Phenology: From the flight period of the adults and observations of the development of the larvae, lasiopa has a univoltine lifecycle.

Associations: none established so far

Parasites: no evidence of any yet.
Remarks on the phylogenetic position of lasiopa

Lasiopa has all the characters that were interpreted as synapomorphies of the subgenus Dasychilosia by Stuke (in press). Within Dasychilosia, lasiopa and variabilis create a monophyletic clade, characterised by the following synapomorphies: (a) posterior part of the tentorium between dorsal and ventral tentorial arms not protruding; (b) strongly sclerotised part of the dorsal tentorial arm relatively short and pointed. In a parsimony analysis, membership of Dasychilosia and the monophyly of lasiopa and variabilis were established (methods and character matrix in Stuke, in press).

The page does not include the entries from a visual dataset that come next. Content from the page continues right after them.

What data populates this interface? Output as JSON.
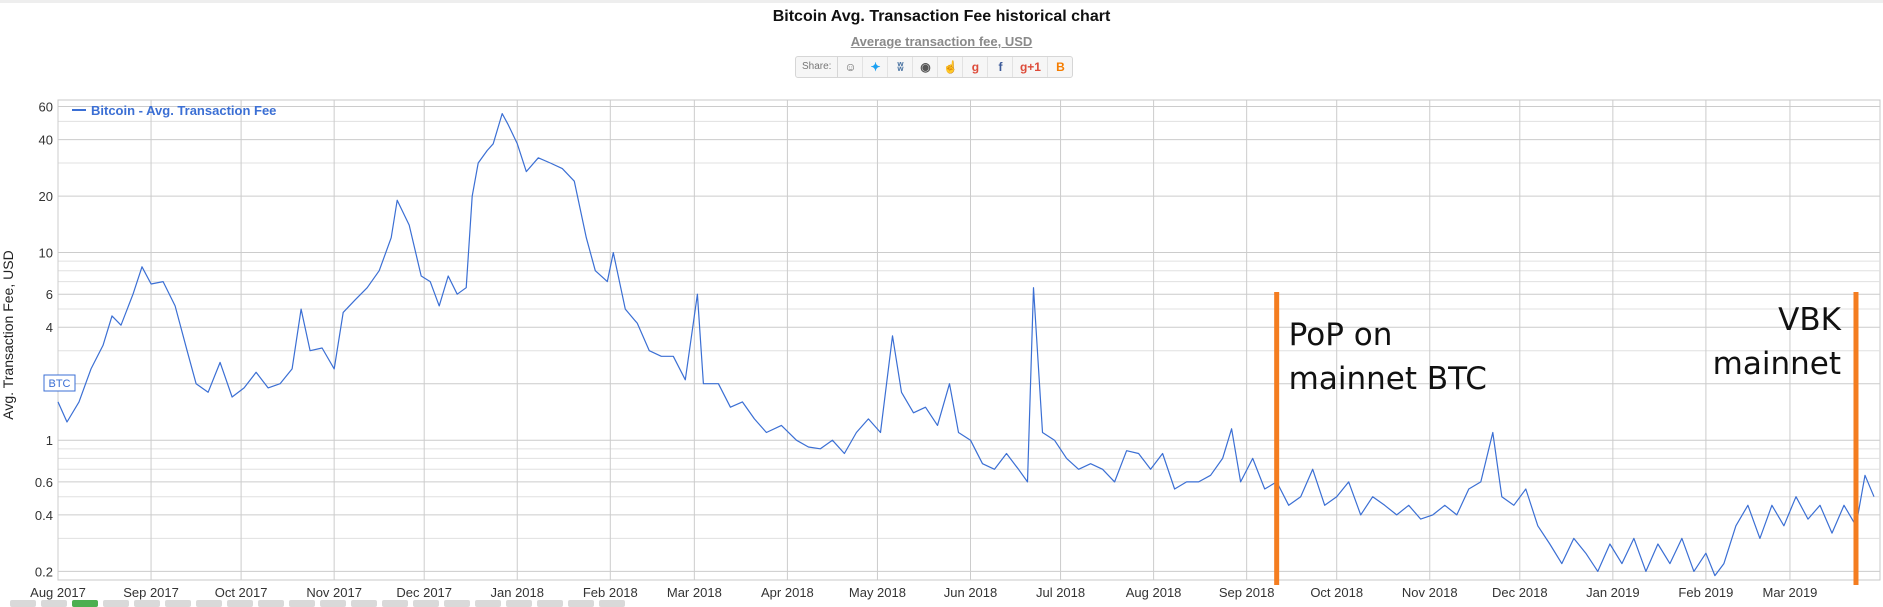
{
  "header": {
    "title": "Bitcoin Avg. Transaction Fee historical chart",
    "subtitle": "Average transaction fee, USD",
    "share_label": "Share:"
  },
  "share_buttons": [
    {
      "icon": "reddit-icon",
      "glyph": "☺",
      "color": "#666666"
    },
    {
      "icon": "twitter-icon",
      "glyph": "✦",
      "color": "#1da1f2"
    },
    {
      "icon": "vk-icon",
      "glyph": "ʬ",
      "color": "#4c75a3"
    },
    {
      "icon": "weibo-icon",
      "glyph": "◉",
      "color": "#555555"
    },
    {
      "icon": "like-icon",
      "glyph": "☝",
      "color": "#4c75a3"
    },
    {
      "icon": "google-plus-icon",
      "glyph": "g",
      "color": "#dd4b39"
    },
    {
      "icon": "facebook-icon",
      "glyph": "f",
      "color": "#3b5998"
    },
    {
      "icon": "google-plus-one-icon",
      "glyph": "g+1",
      "color": "#dd4b39"
    },
    {
      "icon": "blogger-icon",
      "glyph": "B",
      "color": "#f57d00"
    }
  ],
  "chart_data": {
    "type": "line",
    "title": "Bitcoin Avg. Transaction Fee historical chart",
    "subtitle": "Average transaction fee, USD",
    "ylabel": "Avg. Transaction Fee, USD",
    "yscale": "log",
    "ylim": [
      0.18,
      65
    ],
    "y_ticks": [
      0.2,
      0.4,
      0.6,
      1,
      2,
      4,
      6,
      10,
      20,
      40,
      60
    ],
    "y_tick_labels": [
      "0.2",
      "0.4",
      "0.6",
      "1",
      "",
      "4",
      "6",
      "10",
      "20",
      "40",
      "60"
    ],
    "y_minor_gridlines": [
      0.3,
      0.5,
      0.7,
      0.8,
      0.9,
      3,
      5,
      7,
      8,
      9,
      30,
      50
    ],
    "xlim": [
      "2017-08-01",
      "2019-03-31"
    ],
    "x_tick_dates": [
      "2017-08-01",
      "2017-09-01",
      "2017-10-01",
      "2017-11-01",
      "2017-12-01",
      "2018-01-01",
      "2018-02-01",
      "2018-03-01",
      "2018-04-01",
      "2018-05-01",
      "2018-06-01",
      "2018-07-01",
      "2018-08-01",
      "2018-09-01",
      "2018-10-01",
      "2018-11-01",
      "2018-12-01",
      "2019-01-01",
      "2019-02-01",
      "2019-03-01"
    ],
    "x_tick_labels": [
      "Aug 2017",
      "Sep 2017",
      "Oct 2017",
      "Nov 2017",
      "Dec 2017",
      "Jan 2018",
      "Feb 2018",
      "Mar 2018",
      "Apr 2018",
      "May 2018",
      "Jun 2018",
      "Jul 2018",
      "Aug 2018",
      "Sep 2018",
      "Oct 2018",
      "Nov 2018",
      "Dec 2018",
      "Jan 2019",
      "Feb 2019",
      "Mar 2019"
    ],
    "grid": true,
    "legend": {
      "position": "top-left",
      "entries": [
        "Bitcoin - Avg. Transaction Fee"
      ]
    },
    "series": [
      {
        "name": "Bitcoin - Avg. Transaction Fee",
        "color": "#3b6fd4",
        "points": [
          [
            "2017-08-01",
            1.6
          ],
          [
            "2017-08-04",
            1.25
          ],
          [
            "2017-08-08",
            1.6
          ],
          [
            "2017-08-12",
            2.4
          ],
          [
            "2017-08-16",
            3.2
          ],
          [
            "2017-08-19",
            4.6
          ],
          [
            "2017-08-22",
            4.1
          ],
          [
            "2017-08-26",
            6.0
          ],
          [
            "2017-08-29",
            8.4
          ],
          [
            "2017-09-01",
            6.8
          ],
          [
            "2017-09-05",
            7.0
          ],
          [
            "2017-09-09",
            5.2
          ],
          [
            "2017-09-13",
            3.0
          ],
          [
            "2017-09-16",
            2.0
          ],
          [
            "2017-09-20",
            1.8
          ],
          [
            "2017-09-24",
            2.6
          ],
          [
            "2017-09-28",
            1.7
          ],
          [
            "2017-10-02",
            1.9
          ],
          [
            "2017-10-06",
            2.3
          ],
          [
            "2017-10-10",
            1.9
          ],
          [
            "2017-10-14",
            2.0
          ],
          [
            "2017-10-18",
            2.4
          ],
          [
            "2017-10-21",
            5.0
          ],
          [
            "2017-10-24",
            3.0
          ],
          [
            "2017-10-28",
            3.1
          ],
          [
            "2017-11-01",
            2.4
          ],
          [
            "2017-11-04",
            4.8
          ],
          [
            "2017-11-08",
            5.6
          ],
          [
            "2017-11-12",
            6.5
          ],
          [
            "2017-11-16",
            8.0
          ],
          [
            "2017-11-20",
            12.0
          ],
          [
            "2017-11-22",
            19.0
          ],
          [
            "2017-11-26",
            14.0
          ],
          [
            "2017-11-30",
            7.5
          ],
          [
            "2017-12-03",
            7.0
          ],
          [
            "2017-12-06",
            5.2
          ],
          [
            "2017-12-09",
            7.5
          ],
          [
            "2017-12-12",
            6.0
          ],
          [
            "2017-12-15",
            6.5
          ],
          [
            "2017-12-17",
            20.0
          ],
          [
            "2017-12-19",
            30.0
          ],
          [
            "2017-12-22",
            35.0
          ],
          [
            "2017-12-24",
            38.0
          ],
          [
            "2017-12-27",
            55.0
          ],
          [
            "2017-12-29",
            48.0
          ],
          [
            "2018-01-01",
            38.0
          ],
          [
            "2018-01-04",
            27.0
          ],
          [
            "2018-01-08",
            32.0
          ],
          [
            "2018-01-12",
            30.0
          ],
          [
            "2018-01-16",
            28.0
          ],
          [
            "2018-01-20",
            24.0
          ],
          [
            "2018-01-24",
            12.0
          ],
          [
            "2018-01-27",
            8.0
          ],
          [
            "2018-01-31",
            7.0
          ],
          [
            "2018-02-02",
            10.0
          ],
          [
            "2018-02-06",
            5.0
          ],
          [
            "2018-02-10",
            4.2
          ],
          [
            "2018-02-14",
            3.0
          ],
          [
            "2018-02-18",
            2.8
          ],
          [
            "2018-02-22",
            2.8
          ],
          [
            "2018-02-26",
            2.1
          ],
          [
            "2018-03-02",
            6.0
          ],
          [
            "2018-03-04",
            2.0
          ],
          [
            "2018-03-09",
            2.0
          ],
          [
            "2018-03-13",
            1.5
          ],
          [
            "2018-03-17",
            1.6
          ],
          [
            "2018-03-21",
            1.3
          ],
          [
            "2018-03-25",
            1.1
          ],
          [
            "2018-03-30",
            1.2
          ],
          [
            "2018-04-04",
            1.0
          ],
          [
            "2018-04-08",
            0.92
          ],
          [
            "2018-04-12",
            0.9
          ],
          [
            "2018-04-16",
            1.0
          ],
          [
            "2018-04-20",
            0.85
          ],
          [
            "2018-04-24",
            1.1
          ],
          [
            "2018-04-28",
            1.3
          ],
          [
            "2018-05-02",
            1.1
          ],
          [
            "2018-05-06",
            3.6
          ],
          [
            "2018-05-09",
            1.8
          ],
          [
            "2018-05-13",
            1.4
          ],
          [
            "2018-05-17",
            1.5
          ],
          [
            "2018-05-21",
            1.2
          ],
          [
            "2018-05-25",
            2.0
          ],
          [
            "2018-05-28",
            1.1
          ],
          [
            "2018-06-01",
            1.0
          ],
          [
            "2018-06-05",
            0.75
          ],
          [
            "2018-06-09",
            0.7
          ],
          [
            "2018-06-13",
            0.85
          ],
          [
            "2018-06-17",
            0.7
          ],
          [
            "2018-06-20",
            0.6
          ],
          [
            "2018-06-22",
            6.5
          ],
          [
            "2018-06-25",
            1.1
          ],
          [
            "2018-06-29",
            1.0
          ],
          [
            "2018-07-03",
            0.8
          ],
          [
            "2018-07-07",
            0.7
          ],
          [
            "2018-07-11",
            0.75
          ],
          [
            "2018-07-15",
            0.7
          ],
          [
            "2018-07-19",
            0.6
          ],
          [
            "2018-07-23",
            0.88
          ],
          [
            "2018-07-27",
            0.85
          ],
          [
            "2018-07-31",
            0.7
          ],
          [
            "2018-08-04",
            0.85
          ],
          [
            "2018-08-08",
            0.55
          ],
          [
            "2018-08-12",
            0.6
          ],
          [
            "2018-08-16",
            0.6
          ],
          [
            "2018-08-20",
            0.65
          ],
          [
            "2018-08-24",
            0.8
          ],
          [
            "2018-08-27",
            1.15
          ],
          [
            "2018-08-30",
            0.6
          ],
          [
            "2018-09-03",
            0.8
          ],
          [
            "2018-09-07",
            0.55
          ],
          [
            "2018-09-11",
            0.6
          ],
          [
            "2018-09-15",
            0.45
          ],
          [
            "2018-09-19",
            0.5
          ],
          [
            "2018-09-23",
            0.7
          ],
          [
            "2018-09-27",
            0.45
          ],
          [
            "2018-10-01",
            0.5
          ],
          [
            "2018-10-05",
            0.6
          ],
          [
            "2018-10-09",
            0.4
          ],
          [
            "2018-10-13",
            0.5
          ],
          [
            "2018-10-17",
            0.45
          ],
          [
            "2018-10-21",
            0.4
          ],
          [
            "2018-10-25",
            0.45
          ],
          [
            "2018-10-29",
            0.38
          ],
          [
            "2018-11-02",
            0.4
          ],
          [
            "2018-11-06",
            0.45
          ],
          [
            "2018-11-10",
            0.4
          ],
          [
            "2018-11-14",
            0.55
          ],
          [
            "2018-11-18",
            0.6
          ],
          [
            "2018-11-22",
            1.1
          ],
          [
            "2018-11-25",
            0.5
          ],
          [
            "2018-11-29",
            0.45
          ],
          [
            "2018-12-03",
            0.55
          ],
          [
            "2018-12-07",
            0.35
          ],
          [
            "2018-12-11",
            0.28
          ],
          [
            "2018-12-15",
            0.22
          ],
          [
            "2018-12-19",
            0.3
          ],
          [
            "2018-12-23",
            0.25
          ],
          [
            "2018-12-27",
            0.2
          ],
          [
            "2018-12-31",
            0.28
          ],
          [
            "2019-01-04",
            0.22
          ],
          [
            "2019-01-08",
            0.3
          ],
          [
            "2019-01-12",
            0.2
          ],
          [
            "2019-01-16",
            0.28
          ],
          [
            "2019-01-20",
            0.22
          ],
          [
            "2019-01-24",
            0.3
          ],
          [
            "2019-01-28",
            0.2
          ],
          [
            "2019-02-01",
            0.25
          ],
          [
            "2019-02-04",
            0.19
          ],
          [
            "2019-02-07",
            0.22
          ],
          [
            "2019-02-11",
            0.35
          ],
          [
            "2019-02-15",
            0.45
          ],
          [
            "2019-02-19",
            0.3
          ],
          [
            "2019-02-23",
            0.45
          ],
          [
            "2019-02-27",
            0.35
          ],
          [
            "2019-03-03",
            0.5
          ],
          [
            "2019-03-07",
            0.38
          ],
          [
            "2019-03-11",
            0.45
          ],
          [
            "2019-03-15",
            0.32
          ],
          [
            "2019-03-19",
            0.45
          ],
          [
            "2019-03-23",
            0.35
          ],
          [
            "2019-03-26",
            0.65
          ],
          [
            "2019-03-29",
            0.5
          ]
        ]
      }
    ],
    "annotations": [
      {
        "id": "pop",
        "date": "2018-09-11",
        "color": "#f47d20",
        "lines": [
          "PoP on",
          "mainnet BTC"
        ]
      },
      {
        "id": "vbk",
        "date": "2019-03-23",
        "color": "#f47d20",
        "lines": [
          "VBK",
          "mainnet"
        ]
      }
    ],
    "marker_flag": "BTC"
  }
}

The oviposition behaviour of lasiopa corresponds to the observations of other authors on other Cheilosia species (Doczkal 1996, Hövemeyer 1995, Stuke 1996). In the genus Cheilosia it must be derived from a fixed pattern of oviposition behaviour. Variation (in this behaviour) that supplies phylogenetic evidence within Cheilosia has not yet been found. That the egg is stuck direct onto the plant corresponds to the behaviour of almost all members of Dasychilosia and other Cheilosia species. Unusual for species of Dasychilosia is that lack of feeding tunnels in the hostplant. It is true that within Dasychilosia, variabilis and canicularis have only very short feeding tunnels (Dusek 1962, Stuke & Claussen 2000, unpublished observations of the first author). The presence of a Cheilosia larva in Plantago species is surprising. Until now no Cheilosia larva is known from the Plantaginaceae. It is remarkable that of the known Cheilosia larvae, variabilis occurs in the most closely related plant family, the Scrophulariaceae. Lasiopa and variabilis are the only two Dasychilosia species that do not live in Asteraceae.



The phylogenetic position of lasiopa has not yet been discussed by other authors. On the basis of the morphological similarity between adults of variabilis and lasiopa, these two species have been placed together again and again in the typological suggestions for dividing up the genus Cheilosia of Loew (1857) (Becker 1894, Gaunitz 1960, Hellen 1912).